The researchers found that a child from a family having 500 books at home scored, on average, 112 points higher on the achievement test than one from an otherwise identical family having only one book -- and that's after they factored in parents' education, occupation, income and other things typically associated with a child's academic performance. The findings were presented last month at the annual meeting of the Population Association of America in Los Angeles.
Of course, it's not the number of books in the home that boosts student performance -- it's what they represent.

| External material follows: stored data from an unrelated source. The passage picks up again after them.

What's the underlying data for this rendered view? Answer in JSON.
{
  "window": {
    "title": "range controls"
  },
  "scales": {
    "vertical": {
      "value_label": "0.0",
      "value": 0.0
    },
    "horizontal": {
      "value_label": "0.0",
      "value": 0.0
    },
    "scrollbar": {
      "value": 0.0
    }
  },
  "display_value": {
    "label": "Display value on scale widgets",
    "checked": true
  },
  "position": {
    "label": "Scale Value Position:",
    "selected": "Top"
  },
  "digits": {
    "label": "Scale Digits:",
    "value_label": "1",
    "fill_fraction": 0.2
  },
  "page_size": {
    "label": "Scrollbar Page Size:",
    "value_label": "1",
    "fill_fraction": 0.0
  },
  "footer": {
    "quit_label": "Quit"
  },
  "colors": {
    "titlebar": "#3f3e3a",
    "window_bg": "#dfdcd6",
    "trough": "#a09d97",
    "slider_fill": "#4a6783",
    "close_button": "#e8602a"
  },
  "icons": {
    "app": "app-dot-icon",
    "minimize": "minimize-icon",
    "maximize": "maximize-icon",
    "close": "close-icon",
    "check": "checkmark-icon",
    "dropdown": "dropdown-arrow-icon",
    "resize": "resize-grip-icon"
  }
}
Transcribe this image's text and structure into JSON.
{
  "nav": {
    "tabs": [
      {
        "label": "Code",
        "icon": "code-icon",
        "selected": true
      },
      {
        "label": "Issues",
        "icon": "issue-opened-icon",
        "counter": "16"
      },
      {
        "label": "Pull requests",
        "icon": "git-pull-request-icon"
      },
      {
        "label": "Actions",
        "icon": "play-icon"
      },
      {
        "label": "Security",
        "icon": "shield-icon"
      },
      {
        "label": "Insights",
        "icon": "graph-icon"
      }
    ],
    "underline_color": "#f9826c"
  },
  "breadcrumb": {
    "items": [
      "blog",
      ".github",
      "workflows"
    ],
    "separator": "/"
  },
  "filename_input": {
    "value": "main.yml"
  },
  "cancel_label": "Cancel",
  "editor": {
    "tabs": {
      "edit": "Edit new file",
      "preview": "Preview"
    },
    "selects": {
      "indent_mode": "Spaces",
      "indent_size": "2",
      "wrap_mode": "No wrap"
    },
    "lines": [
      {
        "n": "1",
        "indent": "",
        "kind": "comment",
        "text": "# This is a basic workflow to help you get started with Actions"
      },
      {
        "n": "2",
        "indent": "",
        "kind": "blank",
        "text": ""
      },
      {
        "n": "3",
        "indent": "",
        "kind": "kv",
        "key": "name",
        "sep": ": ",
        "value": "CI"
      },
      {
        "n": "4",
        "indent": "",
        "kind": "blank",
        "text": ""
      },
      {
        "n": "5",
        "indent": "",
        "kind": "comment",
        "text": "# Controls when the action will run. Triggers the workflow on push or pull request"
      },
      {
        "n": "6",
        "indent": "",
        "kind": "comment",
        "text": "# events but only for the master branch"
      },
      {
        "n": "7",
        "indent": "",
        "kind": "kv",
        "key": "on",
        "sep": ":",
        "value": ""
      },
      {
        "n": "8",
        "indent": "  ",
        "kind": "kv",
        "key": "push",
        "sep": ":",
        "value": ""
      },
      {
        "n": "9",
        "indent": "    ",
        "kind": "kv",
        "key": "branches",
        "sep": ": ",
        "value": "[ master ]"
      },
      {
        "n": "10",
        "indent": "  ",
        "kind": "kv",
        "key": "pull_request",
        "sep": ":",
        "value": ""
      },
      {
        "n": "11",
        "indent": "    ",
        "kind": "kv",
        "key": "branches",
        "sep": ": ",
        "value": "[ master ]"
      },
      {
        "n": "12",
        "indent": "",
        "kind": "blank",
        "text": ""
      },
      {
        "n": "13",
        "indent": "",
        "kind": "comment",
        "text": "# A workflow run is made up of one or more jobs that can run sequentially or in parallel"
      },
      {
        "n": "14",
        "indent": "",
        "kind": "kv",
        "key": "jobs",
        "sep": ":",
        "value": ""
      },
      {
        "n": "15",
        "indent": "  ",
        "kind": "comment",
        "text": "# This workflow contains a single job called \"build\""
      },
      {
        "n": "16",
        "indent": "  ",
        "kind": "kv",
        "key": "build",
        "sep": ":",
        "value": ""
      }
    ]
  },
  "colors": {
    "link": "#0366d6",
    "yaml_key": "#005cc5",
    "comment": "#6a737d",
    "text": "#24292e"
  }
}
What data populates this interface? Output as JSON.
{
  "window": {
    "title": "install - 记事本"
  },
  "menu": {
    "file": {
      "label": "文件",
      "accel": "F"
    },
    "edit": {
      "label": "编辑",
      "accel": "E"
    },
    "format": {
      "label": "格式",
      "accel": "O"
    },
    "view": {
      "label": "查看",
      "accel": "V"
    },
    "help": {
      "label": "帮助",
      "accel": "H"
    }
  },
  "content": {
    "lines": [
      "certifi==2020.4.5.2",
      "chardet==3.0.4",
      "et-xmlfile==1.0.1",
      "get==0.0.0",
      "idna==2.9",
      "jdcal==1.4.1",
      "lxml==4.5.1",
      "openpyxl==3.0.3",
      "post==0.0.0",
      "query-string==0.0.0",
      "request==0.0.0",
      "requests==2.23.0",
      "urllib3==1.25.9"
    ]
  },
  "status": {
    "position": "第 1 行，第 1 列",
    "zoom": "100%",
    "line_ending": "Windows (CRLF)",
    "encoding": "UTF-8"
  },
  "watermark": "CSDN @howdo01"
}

The researchers say a big home library reflects the parents' dedication to the life of the mind, which probably nurtures scholastic accomplishment in their offspring.
They also found that not all books are created equal. "Having Shakespeare or similar highbrow books about bodes well for children's achievement," they wrote. "Having poetry books around is actively harmful by about the same amount," perhaps because it signals a "Bohemian" lifestyle that may encourage kids to become guitar-strumming, poetry-reading dreamers.
And do we really have to go into the inadequacy of standardized achievement exams in measuring academic aptitude?
And finally - "guitar strumming, poetry reading dreamers?" So musicians and poets are a bunch of dumbfucks incapable of succeeding in school?
Demographers can tell us some wonderfully useful things. However, they should stay away from such inane research hypotheses as they one they cooked up here. And the WaPo and its columnists should maybe be a little more critical in their reporting (hello war cheerleaders!).